In The White House News by Newsroom July 22, 2025

U.S., Philippines trade deal finalized with 19% tariff

Credit: AFP/Getty

Summary

  • The Philippines will eliminate tariffs on U.S. goods (“zero tariffs” on American imports).
  • Conversely, goods imported from the Philippines to the U.S. will face a 19% tariff, slightly lower than the 20% originally threatened and higher than the previously proposed 17% reciprocal rate.
  • The agreement was described as establishing “open market” trade between the two countries.
  • In addition to trade, Trump highlighted plans for military cooperation between the U.S. and the Philippines.

According to a Trump post on Truth Social, the deal imposes 19% tariffs on goods originating from the Philippines, but it exempts American goods shipped there from tariffs. This follows Tuesday's White House meeting between the two leaders.

“It was a beautiful visit, and we concluded our Trade Deal,”

Trump wrote. However, it was not immediately apparent if the two leaders formally signed anything. Similar to other recent trade agreement announcements, few details were revealed.

Trump told reporters earlier Tuesday in the Oval Office that he was not prepared to negotiate a trade agreement with Marcos because

"he's negotiating too tough."

However, he stated that they will

"probably agree to something."

Given that Trump claims to have struck agreements with other nations that demand lower tariff rates than the ones he threatened to apply in April, the accord is a little out of the ordinary. Prior to Trump pausing them, Philippine goods were subject to a minimum 17% "reciprocal" tariff in April. He threatened to impose a 20% tariff on Philippine imports starting on August 1st earlier this month.

The US Commerce Department reports that last year, the US imported $14 billion worth of goods from the Philippines. 

Computers and other gadgets, processed foods, machinery, and clothing are among the top items sent from the location. In the meantime, US exports of Filipino goods totaled $9 billion. Among the top items the US delivered there were processed meals, computers, and other gadgets.

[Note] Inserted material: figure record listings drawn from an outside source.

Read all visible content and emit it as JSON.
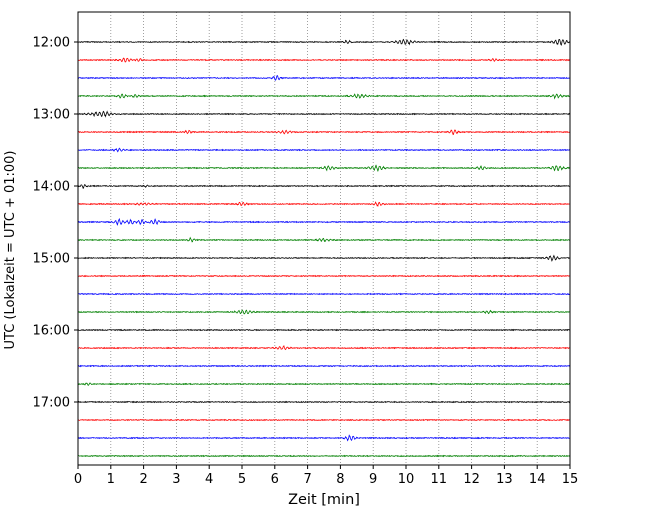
{
  "chart_data": {
    "type": "line",
    "subtype": "seismogram-dayplot",
    "title": "",
    "xlabel": "Zeit  [min]",
    "ylabel": "UTC (Lokalzeit = UTC + 01:00)",
    "xlim": [
      0,
      15
    ],
    "xticks": [
      0,
      1,
      2,
      3,
      4,
      5,
      6,
      7,
      8,
      9,
      10,
      11,
      12,
      13,
      14,
      15
    ],
    "grid": "vertical-dotted",
    "trace_interval_min": 15,
    "colors_cycle": [
      "#000000",
      "#ff0000",
      "#0000ff",
      "#008000"
    ],
    "hour_labels": [
      "12:00",
      "13:00",
      "14:00",
      "15:00",
      "16:00",
      "17:00"
    ],
    "traces": [
      {
        "time": "12:00",
        "label": "12:00",
        "color": "#000000",
        "events": [
          {
            "x": 8.2,
            "a": 1.4,
            "w": 0.12
          },
          {
            "x": 9.95,
            "a": 2.3,
            "w": 0.3
          },
          {
            "x": 14.7,
            "a": 2.6,
            "w": 0.22
          }
        ]
      },
      {
        "time": "12:15",
        "label": "",
        "color": "#ff0000",
        "events": [
          {
            "x": 1.45,
            "a": 2.0,
            "w": 0.18
          },
          {
            "x": 1.85,
            "a": 1.4,
            "w": 0.12
          },
          {
            "x": 12.7,
            "a": 1.0,
            "w": 0.15
          }
        ]
      },
      {
        "time": "12:30",
        "label": "",
        "color": "#0000ff",
        "events": [
          {
            "x": 6.05,
            "a": 2.4,
            "w": 0.12
          }
        ]
      },
      {
        "time": "12:45",
        "label": "",
        "color": "#008000",
        "events": [
          {
            "x": 1.35,
            "a": 1.9,
            "w": 0.15
          },
          {
            "x": 1.75,
            "a": 1.5,
            "w": 0.12
          },
          {
            "x": 8.55,
            "a": 1.7,
            "w": 0.25
          },
          {
            "x": 14.6,
            "a": 2.0,
            "w": 0.18
          }
        ]
      },
      {
        "time": "13:00",
        "label": "13:00",
        "color": "#000000",
        "events": [
          {
            "x": 0.7,
            "a": 2.4,
            "w": 0.35
          }
        ]
      },
      {
        "time": "13:15",
        "label": "",
        "color": "#ff0000",
        "events": [
          {
            "x": 3.35,
            "a": 1.7,
            "w": 0.1
          },
          {
            "x": 6.3,
            "a": 1.5,
            "w": 0.2
          },
          {
            "x": 11.45,
            "a": 2.8,
            "w": 0.12
          }
        ]
      },
      {
        "time": "13:30",
        "label": "",
        "color": "#0000ff",
        "events": [
          {
            "x": 1.25,
            "a": 1.3,
            "w": 0.2
          }
        ]
      },
      {
        "time": "13:45",
        "label": "",
        "color": "#008000",
        "events": [
          {
            "x": 7.65,
            "a": 2.0,
            "w": 0.2
          },
          {
            "x": 9.1,
            "a": 2.3,
            "w": 0.25
          },
          {
            "x": 12.3,
            "a": 1.8,
            "w": 0.15
          },
          {
            "x": 14.6,
            "a": 2.3,
            "w": 0.2
          }
        ]
      },
      {
        "time": "14:00",
        "label": "14:00",
        "color": "#000000",
        "events": [
          {
            "x": 0.15,
            "a": 1.8,
            "w": 0.1
          },
          {
            "x": 2.05,
            "a": 0.9,
            "w": 0.12
          }
        ]
      },
      {
        "time": "14:15",
        "label": "",
        "color": "#ff0000",
        "events": [
          {
            "x": 2.0,
            "a": 1.0,
            "w": 0.3
          },
          {
            "x": 5.0,
            "a": 1.6,
            "w": 0.15
          },
          {
            "x": 9.15,
            "a": 1.8,
            "w": 0.15
          }
        ]
      },
      {
        "time": "14:30",
        "label": "",
        "color": "#0000ff",
        "events": [
          {
            "x": 1.25,
            "a": 2.6,
            "w": 0.15
          },
          {
            "x": 1.6,
            "a": 2.3,
            "w": 0.12
          },
          {
            "x": 1.95,
            "a": 2.1,
            "w": 0.12
          },
          {
            "x": 2.35,
            "a": 2.4,
            "w": 0.15
          }
        ]
      },
      {
        "time": "14:45",
        "label": "",
        "color": "#008000",
        "events": [
          {
            "x": 3.45,
            "a": 1.9,
            "w": 0.1
          },
          {
            "x": 7.5,
            "a": 1.5,
            "w": 0.2
          }
        ]
      },
      {
        "time": "15:00",
        "label": "15:00",
        "color": "#000000",
        "events": [
          {
            "x": 14.45,
            "a": 2.3,
            "w": 0.2
          }
        ]
      },
      {
        "time": "15:15",
        "label": "",
        "color": "#ff0000",
        "events": []
      },
      {
        "time": "15:30",
        "label": "",
        "color": "#0000ff",
        "events": []
      },
      {
        "time": "15:45",
        "label": "",
        "color": "#008000",
        "events": [
          {
            "x": 5.05,
            "a": 2.0,
            "w": 0.25
          },
          {
            "x": 12.5,
            "a": 1.3,
            "w": 0.15
          }
        ]
      },
      {
        "time": "16:00",
        "label": "16:00",
        "color": "#000000",
        "events": []
      },
      {
        "time": "16:15",
        "label": "",
        "color": "#ff0000",
        "events": [
          {
            "x": 6.25,
            "a": 1.7,
            "w": 0.2
          }
        ]
      },
      {
        "time": "16:30",
        "label": "",
        "color": "#0000ff",
        "events": []
      },
      {
        "time": "16:45",
        "label": "",
        "color": "#008000",
        "events": [
          {
            "x": 0.3,
            "a": 1.1,
            "w": 0.12
          }
        ]
      },
      {
        "time": "17:00",
        "label": "17:00",
        "color": "#000000",
        "events": []
      },
      {
        "time": "17:15",
        "label": "",
        "color": "#ff0000",
        "events": []
      },
      {
        "time": "17:30",
        "label": "",
        "color": "#0000ff",
        "events": [
          {
            "x": 8.3,
            "a": 3.0,
            "w": 0.15
          }
        ]
      },
      {
        "time": "17:45",
        "label": "",
        "color": "#008000",
        "events": []
      }
    ]
  }
}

The news had little effect on stocks. The Dow was up 0.26%, or 115 points. The tech-heavy Nasdaq fell 0.37%, while the S&P 500 remained unchanged.

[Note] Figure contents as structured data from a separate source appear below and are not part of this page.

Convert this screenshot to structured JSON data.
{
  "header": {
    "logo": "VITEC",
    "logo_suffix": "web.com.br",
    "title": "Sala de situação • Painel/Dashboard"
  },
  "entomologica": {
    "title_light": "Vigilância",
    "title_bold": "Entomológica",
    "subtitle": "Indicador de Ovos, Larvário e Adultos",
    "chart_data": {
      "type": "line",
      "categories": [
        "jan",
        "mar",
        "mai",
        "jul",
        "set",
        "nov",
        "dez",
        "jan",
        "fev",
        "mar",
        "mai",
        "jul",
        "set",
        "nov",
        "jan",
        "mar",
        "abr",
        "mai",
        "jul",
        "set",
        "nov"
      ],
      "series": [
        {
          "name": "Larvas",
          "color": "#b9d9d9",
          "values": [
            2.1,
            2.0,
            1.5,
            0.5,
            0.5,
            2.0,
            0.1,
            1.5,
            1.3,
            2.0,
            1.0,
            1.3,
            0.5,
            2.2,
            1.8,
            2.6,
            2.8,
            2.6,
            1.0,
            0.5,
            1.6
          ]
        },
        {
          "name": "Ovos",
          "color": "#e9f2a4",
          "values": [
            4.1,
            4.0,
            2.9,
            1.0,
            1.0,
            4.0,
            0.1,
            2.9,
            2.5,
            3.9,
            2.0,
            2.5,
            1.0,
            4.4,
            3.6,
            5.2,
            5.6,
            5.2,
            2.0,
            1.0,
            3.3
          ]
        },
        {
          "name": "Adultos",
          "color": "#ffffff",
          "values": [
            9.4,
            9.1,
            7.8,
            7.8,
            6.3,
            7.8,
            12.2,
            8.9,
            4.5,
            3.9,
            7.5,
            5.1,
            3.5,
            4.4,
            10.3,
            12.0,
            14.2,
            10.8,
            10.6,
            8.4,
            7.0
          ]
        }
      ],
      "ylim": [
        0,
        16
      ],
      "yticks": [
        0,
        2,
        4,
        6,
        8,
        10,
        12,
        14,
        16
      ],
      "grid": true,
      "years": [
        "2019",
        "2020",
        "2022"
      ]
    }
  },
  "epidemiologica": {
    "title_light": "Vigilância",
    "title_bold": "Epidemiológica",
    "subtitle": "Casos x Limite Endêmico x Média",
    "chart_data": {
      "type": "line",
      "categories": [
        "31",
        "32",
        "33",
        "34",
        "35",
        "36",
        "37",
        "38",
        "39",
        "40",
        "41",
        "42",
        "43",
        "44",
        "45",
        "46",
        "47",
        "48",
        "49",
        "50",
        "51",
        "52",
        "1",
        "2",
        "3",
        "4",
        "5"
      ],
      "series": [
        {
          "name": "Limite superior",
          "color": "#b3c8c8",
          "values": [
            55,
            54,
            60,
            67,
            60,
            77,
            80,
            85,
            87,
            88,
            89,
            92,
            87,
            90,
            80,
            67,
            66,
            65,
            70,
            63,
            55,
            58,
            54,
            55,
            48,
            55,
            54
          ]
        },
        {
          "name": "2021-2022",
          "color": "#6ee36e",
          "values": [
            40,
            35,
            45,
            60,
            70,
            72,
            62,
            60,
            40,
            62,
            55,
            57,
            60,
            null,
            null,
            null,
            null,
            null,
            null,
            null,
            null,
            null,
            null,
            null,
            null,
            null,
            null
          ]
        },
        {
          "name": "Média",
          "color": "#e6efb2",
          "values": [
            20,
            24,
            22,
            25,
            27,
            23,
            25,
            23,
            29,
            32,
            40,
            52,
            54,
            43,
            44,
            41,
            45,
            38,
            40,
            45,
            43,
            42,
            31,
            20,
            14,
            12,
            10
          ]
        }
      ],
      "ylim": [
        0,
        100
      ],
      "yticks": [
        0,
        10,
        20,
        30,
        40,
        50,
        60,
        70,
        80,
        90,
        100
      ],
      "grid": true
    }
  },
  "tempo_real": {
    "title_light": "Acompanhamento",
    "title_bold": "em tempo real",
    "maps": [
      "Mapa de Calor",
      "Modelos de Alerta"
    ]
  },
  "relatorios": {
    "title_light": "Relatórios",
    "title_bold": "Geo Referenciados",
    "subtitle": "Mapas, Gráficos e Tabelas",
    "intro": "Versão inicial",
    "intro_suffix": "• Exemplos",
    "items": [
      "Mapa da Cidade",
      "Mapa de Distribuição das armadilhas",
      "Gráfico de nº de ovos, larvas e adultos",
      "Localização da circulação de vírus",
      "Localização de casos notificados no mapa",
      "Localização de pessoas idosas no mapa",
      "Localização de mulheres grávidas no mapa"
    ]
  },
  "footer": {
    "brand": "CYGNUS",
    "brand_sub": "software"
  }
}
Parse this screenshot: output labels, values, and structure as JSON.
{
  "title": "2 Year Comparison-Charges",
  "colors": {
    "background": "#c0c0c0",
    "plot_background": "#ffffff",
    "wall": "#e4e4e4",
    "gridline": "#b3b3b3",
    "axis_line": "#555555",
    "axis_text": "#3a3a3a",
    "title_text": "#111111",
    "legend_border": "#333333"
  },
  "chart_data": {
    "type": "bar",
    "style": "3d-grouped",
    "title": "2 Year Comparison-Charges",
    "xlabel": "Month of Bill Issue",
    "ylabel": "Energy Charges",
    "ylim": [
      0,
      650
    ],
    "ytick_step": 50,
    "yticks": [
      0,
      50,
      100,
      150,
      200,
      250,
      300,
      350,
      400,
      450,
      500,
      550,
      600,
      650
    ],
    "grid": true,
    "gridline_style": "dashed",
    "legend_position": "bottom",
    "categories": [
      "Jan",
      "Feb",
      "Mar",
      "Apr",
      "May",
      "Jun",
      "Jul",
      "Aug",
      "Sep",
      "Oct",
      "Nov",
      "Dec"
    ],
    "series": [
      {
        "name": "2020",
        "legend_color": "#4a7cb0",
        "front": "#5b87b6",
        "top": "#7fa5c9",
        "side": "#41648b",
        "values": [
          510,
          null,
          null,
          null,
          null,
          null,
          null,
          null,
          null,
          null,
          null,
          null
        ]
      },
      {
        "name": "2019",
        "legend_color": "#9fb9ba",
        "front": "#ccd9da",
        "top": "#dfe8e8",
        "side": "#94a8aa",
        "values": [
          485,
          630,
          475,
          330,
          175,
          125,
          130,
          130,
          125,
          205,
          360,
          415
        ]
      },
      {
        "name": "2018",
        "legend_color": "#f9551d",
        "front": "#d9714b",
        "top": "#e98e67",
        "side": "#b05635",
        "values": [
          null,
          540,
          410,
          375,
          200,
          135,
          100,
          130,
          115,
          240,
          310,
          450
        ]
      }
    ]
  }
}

What are the implications of an open market but with a 19% tariff?

An open market with a 19% tariff (as announced in the U.S.-Philippines trade agreement) means that while goods can flow more freely between the two countries, imports from the Philippines into the U.S. will face a significant added cost.

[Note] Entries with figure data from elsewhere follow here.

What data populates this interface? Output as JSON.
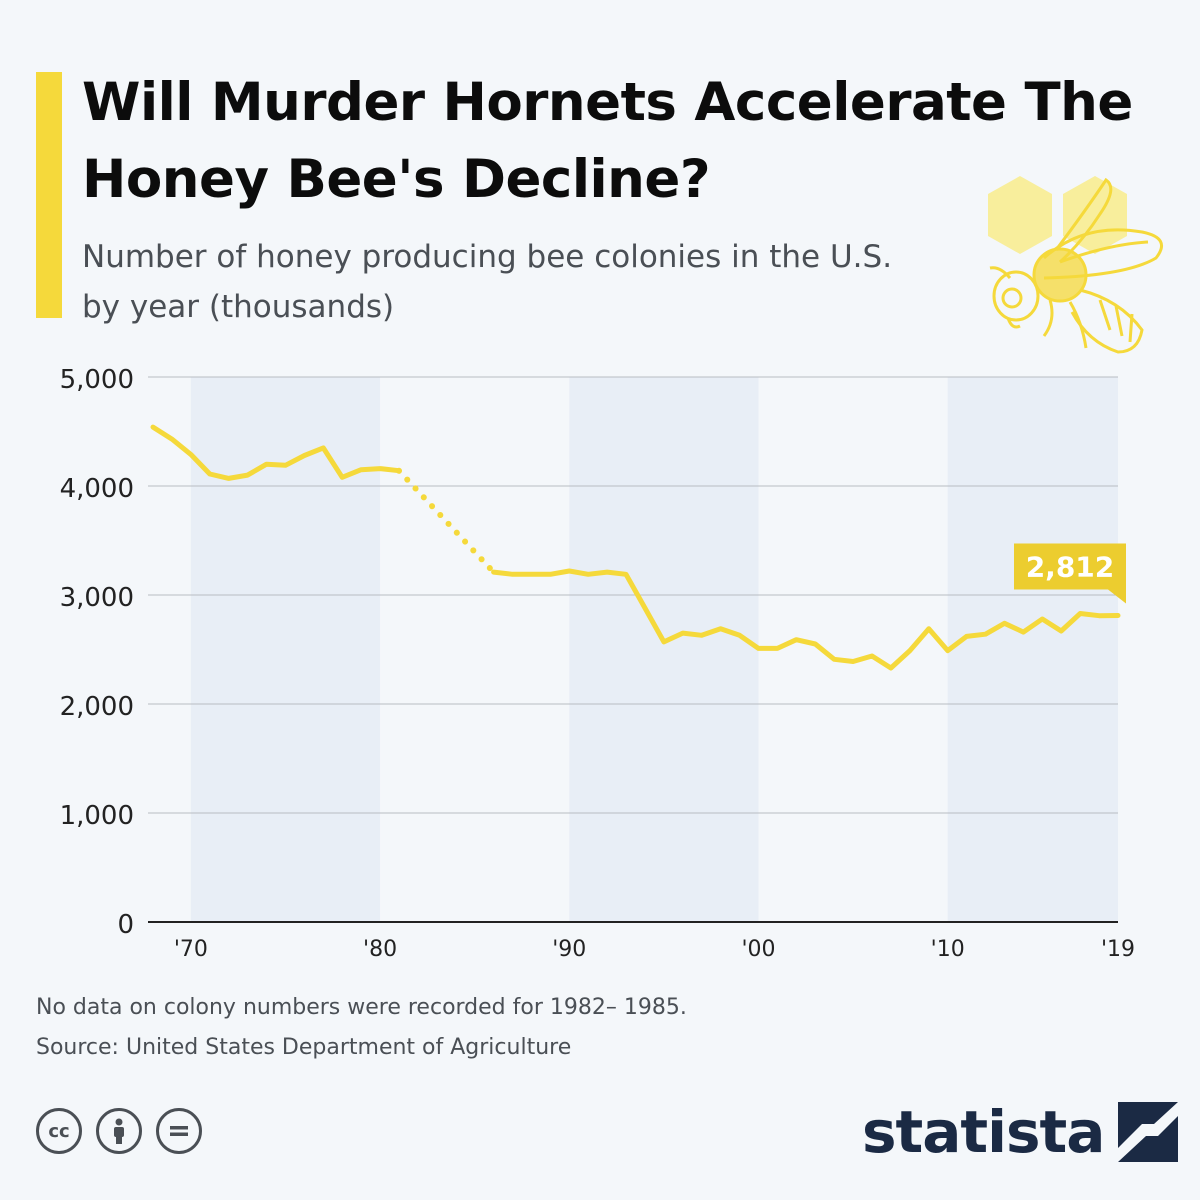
{
  "title": "Will Murder Hornets Accelerate The Honey Bee's Decline?",
  "subtitle": "Number of honey producing bee colonies in the U.S. by year (thousands)",
  "note": "No data on colony numbers were recorded for 1982– 1985.",
  "source": "Source: United States Department of Agriculture",
  "brand": "statista",
  "license_icons": [
    "cc-icon",
    "attribution-icon",
    "no-derivatives-icon"
  ],
  "colors": {
    "accent": "#f5d93b",
    "line": "#f5d93b",
    "brand": "#1b2a44",
    "band": "#e8eef6"
  },
  "chart_data": {
    "type": "line",
    "title": "",
    "xlabel": "",
    "ylabel": "",
    "xlim": [
      1968,
      2019
    ],
    "ylim": [
      0,
      5000
    ],
    "yticks": [
      0,
      1000,
      2000,
      3000,
      4000,
      5000
    ],
    "ytick_labels": [
      "0",
      "1,000",
      "2,000",
      "3,000",
      "4,000",
      "5,000"
    ],
    "xticks": [
      1970,
      1980,
      1990,
      2000,
      2010,
      2019
    ],
    "xtick_labels": [
      "'70",
      "'80",
      "'90",
      "'00",
      "'10",
      "'19"
    ],
    "grid": true,
    "legend": "none",
    "series": [
      {
        "x": [
          1968,
          1969,
          1970,
          1971,
          1972,
          1973,
          1974,
          1975,
          1976,
          1977,
          1978,
          1979,
          1980,
          1981
        ],
        "y": [
          4540,
          4430,
          4290,
          4110,
          4070,
          4100,
          4200,
          4190,
          4280,
          4350,
          4080,
          4150,
          4160,
          4140
        ]
      },
      {
        "x": [
          1986,
          1987,
          1988,
          1989,
          1990,
          1991,
          1992,
          1993,
          1994,
          1995,
          1996,
          1997,
          1998,
          1999,
          2000,
          2001,
          2002,
          2003,
          2004,
          2005,
          2006,
          2007,
          2008,
          2009,
          2010,
          2011,
          2012,
          2013,
          2014,
          2015,
          2016,
          2017,
          2018,
          2019
        ],
        "y": [
          3210,
          3190,
          3190,
          3190,
          3220,
          3190,
          3210,
          3190,
          2880,
          2570,
          2650,
          2630,
          2690,
          2630,
          2510,
          2510,
          2590,
          2550,
          2410,
          2390,
          2440,
          2330,
          2490,
          2690,
          2490,
          2620,
          2640,
          2740,
          2660,
          2780,
          2670,
          2830,
          2810,
          2812
        ]
      }
    ],
    "gap": {
      "x": [
        1981,
        1986
      ],
      "style": "dotted"
    },
    "callout": {
      "x": 2019,
      "y": 2812,
      "label": "2,812"
    },
    "bands": [
      [
        1970,
        1980
      ],
      [
        1990,
        2000
      ],
      [
        2010,
        2019
      ]
    ]
  }
}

A 19% tariff increases the cost of imported Philippine products, making them more expensive for American consumers and businesses, which may reduce demand for these goods.

Filipino exporters may lose market share in the U.S. as consumers switch to cheaper domestic products or imports from countries without or with lower tariffs.

The tariff might reduce Philippine export volumes to the U.S., affecting the Philippines’ trade revenues from this market.